In low-resource settings, many programs recommend that women who are infected with the human immunodeficiency virus (HIV) stop breast-feeding early. Kuhn and colleagues conducted a randomized trial to evaluate whether abrupt weaning at 4 months as compared with the standard practice has a net benefit for HIV-free survival of children. The authors enrolled 958 HIV-infected women and their infants in Lusaka, Zambia. All the women planned to breast-feed exclusively to 4 months; 481 were randomly assigned to a counselling program that encouraged abrupt weaning at 4 months, and 477 to a program that encouraged continued breast-feeding for as long as the women chose. The primary outcome was either HIV infection or death of the child by 24 months. In the intervention group, 69.0% of the mothers stopped breast-feeding at 5 months or earlier; 68.8% of these women reported the completion of weaning in less than 2 days. In the control group, the median duration of breast-feeding was 16 months. In the overall cohort, there was no significant difference between the groups in the rate of HIV-free survival among the children; 68.4% and 64.0% survived to 24 months without HIV infection in the intervention and control groups, respectively (P=0.13). Among infants who were still being breast-fed and were not infected with HIV at 4 months, there was no significant difference between the groups in HIV-free survival at 24 months (83.9% and 80.7% in the intervention and control groups, respectively; P=0.27). Children who were infected with HIV by 4 months had a higher mortality by 24 months if they had been assigned to the intervention group than if they had been assigned to the control group (73.6% vs. 54.8%, P=0.007). In conclusion, early, abrupt cessation of breast-feeding by HIV-infected women in a low-resource setting, such as Lusaka, Zambia, does not improve the rate of HIV-free survival among children born to HIV-infected mothers and is harmful to HIV-infected infants.

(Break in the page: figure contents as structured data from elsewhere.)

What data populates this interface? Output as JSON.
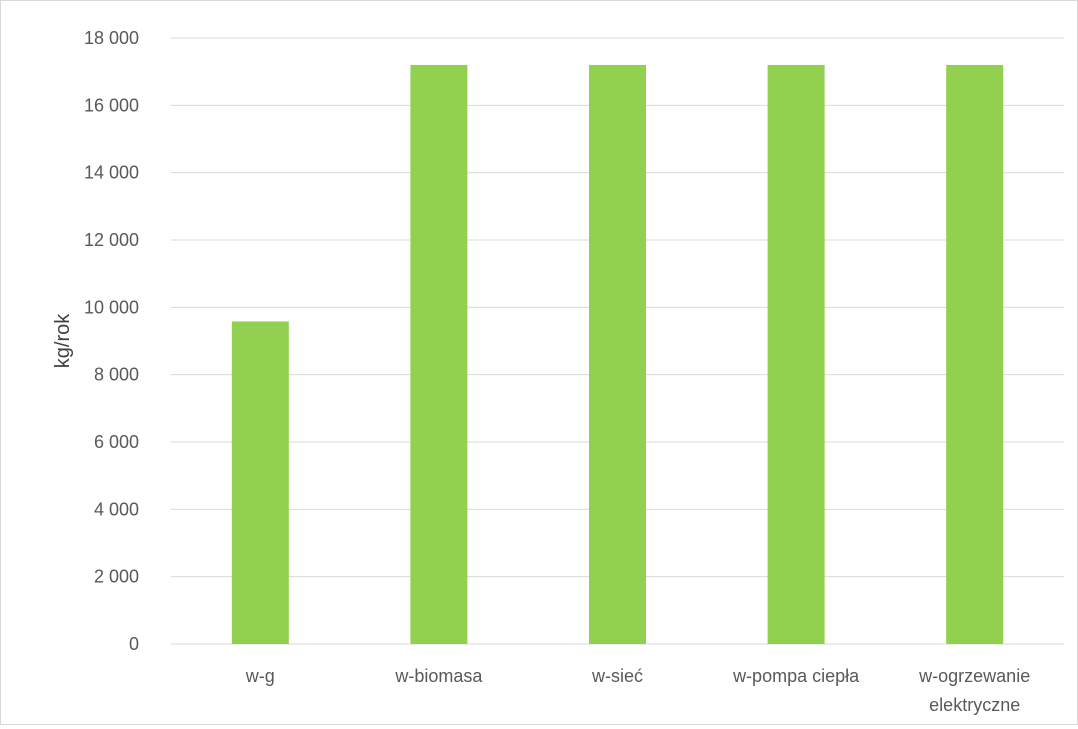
{
  "chart_data": {
    "type": "bar",
    "categories": [
      [
        "w-g"
      ],
      [
        "w-biomasa"
      ],
      [
        "w-sieć"
      ],
      [
        "w-pompa ciepła"
      ],
      [
        "w-ogrzewanie",
        "elektryczne"
      ]
    ],
    "values": [
      9580,
      17200,
      17200,
      17200,
      17200
    ],
    "ylabel": "kg/rok",
    "xlabel": "",
    "title": "",
    "ylim": [
      0,
      18000
    ],
    "yticks": [
      0,
      2000,
      4000,
      6000,
      8000,
      10000,
      12000,
      14000,
      16000,
      18000
    ],
    "ytick_labels": [
      "0",
      "2 000",
      "4 000",
      "6 000",
      "8 000",
      "10 000",
      "12 000",
      "14 000",
      "16 000",
      "18 000"
    ],
    "bar_color": "#92d050",
    "grid": true,
    "gridline_color": "#d9d9d9",
    "legend": "none"
  }
}
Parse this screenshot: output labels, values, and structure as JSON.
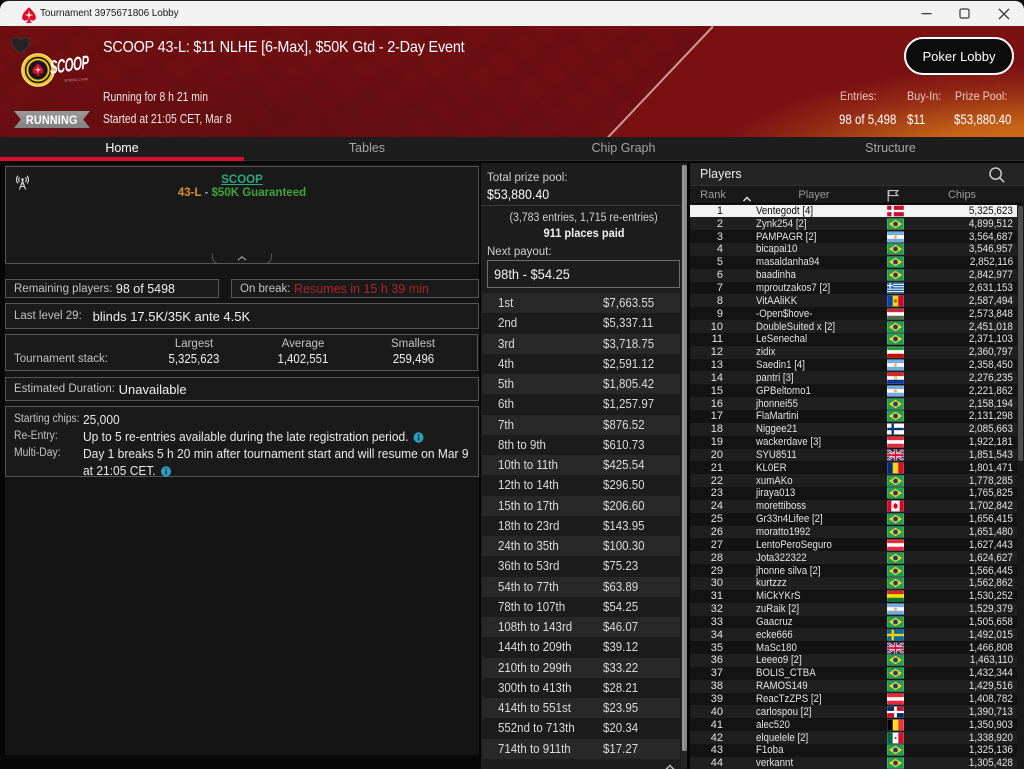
{
  "colors": {
    "brand_red": "#d80c35",
    "header_red": "#6c0f12",
    "header_orange": "#d57616",
    "link_green": "#2aa97c",
    "code_orange": "#dd8f2d",
    "guar_green": "#41a33e",
    "break_red": "#a8262c",
    "selected_row": "#f3f3f3"
  },
  "window": {
    "title": "Tournament 3975671806 Lobby",
    "controls": {
      "minimize": "minimize",
      "maximize": "maximize",
      "close": "close"
    }
  },
  "header": {
    "title": "SCOOP 43-L: $11 NLHE [6-Max], $50K Gtd - 2-Day Event",
    "logo_text": "SCOOP",
    "logo_subtext": "SPRING CHAMPIONSHIP OF ONLINE POKER",
    "running_for": "Running for 8 h 21 min",
    "status_badge": "RUNNING",
    "started_at": "Started at 21:05 CET, Mar 8",
    "poker_lobby_button": "Poker Lobby",
    "stats": [
      {
        "label": "Entries:",
        "value": "98 of 5,498"
      },
      {
        "label": "Buy-In:",
        "value": "$11"
      },
      {
        "label": "Prize Pool:",
        "value": "$53,880.40"
      }
    ]
  },
  "tabs": [
    {
      "label": "Home",
      "active": true
    },
    {
      "label": "Tables",
      "active": false
    },
    {
      "label": "Chip Graph",
      "active": false
    },
    {
      "label": "Structure",
      "active": false
    }
  ],
  "info_panel": {
    "series_link": "SCOOP",
    "series_code": "43-L",
    "series_sep": " - ",
    "series_guarantee": "$50K Guaranteed",
    "remaining_label": "Remaining players:",
    "remaining_value": "98 of 5498",
    "onbreak_label": "On break:",
    "onbreak_value": "Resumes in 15 h 39 min",
    "lastlevel_label": "Last level 29:",
    "lastlevel_value": "blinds 17.5K/35K ante 4.5K",
    "stack_label": "Tournament stack:",
    "stack_columns": [
      {
        "name": "Largest",
        "value": "5,325,623"
      },
      {
        "name": "Average",
        "value": "1,402,551"
      },
      {
        "name": "Smallest",
        "value": "259,496"
      }
    ],
    "duration_label": "Estimated Duration:",
    "duration_value": "Unavailable",
    "details": [
      {
        "label": "Starting chips:",
        "value": "25,000",
        "info": false
      },
      {
        "label": "Re-Entry:",
        "value": "Up to 5 re-entries available during the late registration period.",
        "info": true
      },
      {
        "label": "Multi-Day:",
        "value": "Day 1 breaks 5 h 20 min after tournament start and will resume on Mar 9 at 21:05 CET.",
        "info": true
      }
    ]
  },
  "payouts_panel": {
    "total_label": "Total prize pool:",
    "total_value": "$53,880.40",
    "entries_line": "(3,783 entries, 1,715 re-entries)",
    "places_paid": "911 places paid",
    "next_payout_label": "Next payout:",
    "next_payout_value": "98th - $54.25",
    "rows": [
      {
        "place": "1st",
        "amount": "$7,663.55"
      },
      {
        "place": "2nd",
        "amount": "$5,337.11"
      },
      {
        "place": "3rd",
        "amount": "$3,718.75"
      },
      {
        "place": "4th",
        "amount": "$2,591.12"
      },
      {
        "place": "5th",
        "amount": "$1,805.42"
      },
      {
        "place": "6th",
        "amount": "$1,257.97"
      },
      {
        "place": "7th",
        "amount": "$876.52"
      },
      {
        "place": "8th to 9th",
        "amount": "$610.73"
      },
      {
        "place": "10th to 11th",
        "amount": "$425.54"
      },
      {
        "place": "12th to 14th",
        "amount": "$296.50"
      },
      {
        "place": "15th to 17th",
        "amount": "$206.60"
      },
      {
        "place": "18th to 23rd",
        "amount": "$143.95"
      },
      {
        "place": "24th to 35th",
        "amount": "$100.30"
      },
      {
        "place": "36th to 53rd",
        "amount": "$75.23"
      },
      {
        "place": "54th to 77th",
        "amount": "$63.89"
      },
      {
        "place": "78th to 107th",
        "amount": "$54.25"
      },
      {
        "place": "108th to 143rd",
        "amount": "$46.07"
      },
      {
        "place": "144th to 209th",
        "amount": "$39.12"
      },
      {
        "place": "210th to 299th",
        "amount": "$33.22"
      },
      {
        "place": "300th to 413th",
        "amount": "$28.21"
      },
      {
        "place": "414th to 551st",
        "amount": "$23.95"
      },
      {
        "place": "552nd to 713th",
        "amount": "$20.34"
      },
      {
        "place": "714th to 911th",
        "amount": "$17.27"
      }
    ]
  },
  "players_panel": {
    "title": "Players",
    "col_rank": "Rank",
    "col_player": "Player",
    "col_chips": "Chips",
    "rows": [
      {
        "rank": "1",
        "name": "Ventegodt [4]",
        "country": "dk",
        "chips": "5,325,623",
        "selected": true
      },
      {
        "rank": "2",
        "name": "Zynk254 [2]",
        "country": "br",
        "chips": "4,899,512",
        "selected": false
      },
      {
        "rank": "3",
        "name": "PAMPAGR [2]",
        "country": "ar",
        "chips": "3,564,687",
        "selected": false
      },
      {
        "rank": "4",
        "name": "bicapai10",
        "country": "br",
        "chips": "3,546,957",
        "selected": false
      },
      {
        "rank": "5",
        "name": "masaldanha94",
        "country": "br",
        "chips": "2,852,116",
        "selected": false
      },
      {
        "rank": "6",
        "name": "baadinha",
        "country": "br",
        "chips": "2,842,977",
        "selected": false
      },
      {
        "rank": "7",
        "name": "mproutzakos7 [2]",
        "country": "gr",
        "chips": "2,631,153",
        "selected": false
      },
      {
        "rank": "8",
        "name": "VitAAliKK",
        "country": "md",
        "chips": "2,587,494",
        "selected": false
      },
      {
        "rank": "9",
        "name": "-Open$hove-",
        "country": "hu",
        "chips": "2,573,848",
        "selected": false
      },
      {
        "rank": "10",
        "name": "DoubleSuited x [2]",
        "country": "br",
        "chips": "2,451,018",
        "selected": false
      },
      {
        "rank": "11",
        "name": "LeSenechal",
        "country": "br",
        "chips": "2,371,103",
        "selected": false
      },
      {
        "rank": "12",
        "name": "zidix",
        "country": "ir",
        "chips": "2,360,797",
        "selected": false
      },
      {
        "rank": "13",
        "name": "Saedin1 [4]",
        "country": "ar",
        "chips": "2,358,450",
        "selected": false
      },
      {
        "rank": "14",
        "name": "pantri [3]",
        "country": "py",
        "chips": "2,276,235",
        "selected": false
      },
      {
        "rank": "15",
        "name": "GPBeltomo1",
        "country": "ar",
        "chips": "2,221,862",
        "selected": false
      },
      {
        "rank": "16",
        "name": "jhonnei55",
        "country": "br",
        "chips": "2,158,194",
        "selected": false
      },
      {
        "rank": "17",
        "name": "FlaMartini",
        "country": "br",
        "chips": "2,131,298",
        "selected": false
      },
      {
        "rank": "18",
        "name": "Niggee21",
        "country": "fi",
        "chips": "2,085,663",
        "selected": false
      },
      {
        "rank": "19",
        "name": "wackerdave [3]",
        "country": "at",
        "chips": "1,922,181",
        "selected": false
      },
      {
        "rank": "20",
        "name": "SYU8511",
        "country": "gb",
        "chips": "1,851,543",
        "selected": false
      },
      {
        "rank": "21",
        "name": "KL0ER",
        "country": "ro",
        "chips": "1,801,471",
        "selected": false
      },
      {
        "rank": "22",
        "name": "xumAKo",
        "country": "br",
        "chips": "1,778,285",
        "selected": false
      },
      {
        "rank": "23",
        "name": "jiraya013",
        "country": "br",
        "chips": "1,765,825",
        "selected": false
      },
      {
        "rank": "24",
        "name": "morettiboss",
        "country": "ca",
        "chips": "1,702,842",
        "selected": false
      },
      {
        "rank": "25",
        "name": "Gr33n4Lifee [2]",
        "country": "br",
        "chips": "1,656,415",
        "selected": false
      },
      {
        "rank": "26",
        "name": "moratto1992",
        "country": "br",
        "chips": "1,651,480",
        "selected": false
      },
      {
        "rank": "27",
        "name": "LentoPeroSeguro",
        "country": "at",
        "chips": "1,627,443",
        "selected": false
      },
      {
        "rank": "28",
        "name": "Jota322322",
        "country": "br",
        "chips": "1,624,627",
        "selected": false
      },
      {
        "rank": "29",
        "name": "jhonne silva [2]",
        "country": "br",
        "chips": "1,566,445",
        "selected": false
      },
      {
        "rank": "30",
        "name": "kurtzzz",
        "country": "br",
        "chips": "1,562,862",
        "selected": false
      },
      {
        "rank": "31",
        "name": "MiCkYKrS",
        "country": "bo",
        "chips": "1,530,252",
        "selected": false
      },
      {
        "rank": "32",
        "name": "zuRaik [2]",
        "country": "ar",
        "chips": "1,529,379",
        "selected": false
      },
      {
        "rank": "33",
        "name": "Gaacruz",
        "country": "br",
        "chips": "1,505,658",
        "selected": false
      },
      {
        "rank": "34",
        "name": "ecke666",
        "country": "se",
        "chips": "1,492,015",
        "selected": false
      },
      {
        "rank": "35",
        "name": "MaSc180",
        "country": "gb",
        "chips": "1,466,808",
        "selected": false
      },
      {
        "rank": "36",
        "name": "Leeeo9 [2]",
        "country": "br",
        "chips": "1,463,110",
        "selected": false
      },
      {
        "rank": "37",
        "name": "BOLIS_CTBA",
        "country": "br",
        "chips": "1,432,344",
        "selected": false
      },
      {
        "rank": "38",
        "name": "RAMOS149",
        "country": "br",
        "chips": "1,429,516",
        "selected": false
      },
      {
        "rank": "39",
        "name": "ReacTzZPS [2]",
        "country": "at",
        "chips": "1,408,782",
        "selected": false
      },
      {
        "rank": "40",
        "name": "carlospou [2]",
        "country": "do",
        "chips": "1,390,713",
        "selected": false
      },
      {
        "rank": "41",
        "name": "alec520",
        "country": "be",
        "chips": "1,350,903",
        "selected": false
      },
      {
        "rank": "42",
        "name": "elquelele [2]",
        "country": "mx",
        "chips": "1,338,920",
        "selected": false
      },
      {
        "rank": "43",
        "name": "F1oba",
        "country": "br",
        "chips": "1,325,136",
        "selected": false
      },
      {
        "rank": "44",
        "name": "verkannt",
        "country": "br",
        "chips": "1,305,428",
        "selected": false
      }
    ]
  }
}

Editors´note: The fact that only two-thirds of the women assigned to early abrupt weaning at 4 months did so, despite provision of free formula, complementary food, and home counselling visits, affected the intention-to-treat analysis. Even had the trial found an HIV-free survival advantage at 24 months for early abrupt weaning, this practice might not have been acceptable in this population where breastfeeding into the second year of life is the norm. WHO currently advises exclusive breastfeeding to 6 months of age and continued breastfeeding with complementary foods after 6 months if replacement feeding is still not acceptable, feasible, affordable, sustainable, and safe (AFASS). Most importantly, this trial demonstrated clear harm for infants who were already HIV-infected at 4 months and who were abruptly weaned. Now, it is no longer ethical to design trials in which HIV-exposed infants are randomly assigned to infant feeding interventions without knowledge of their HIV status.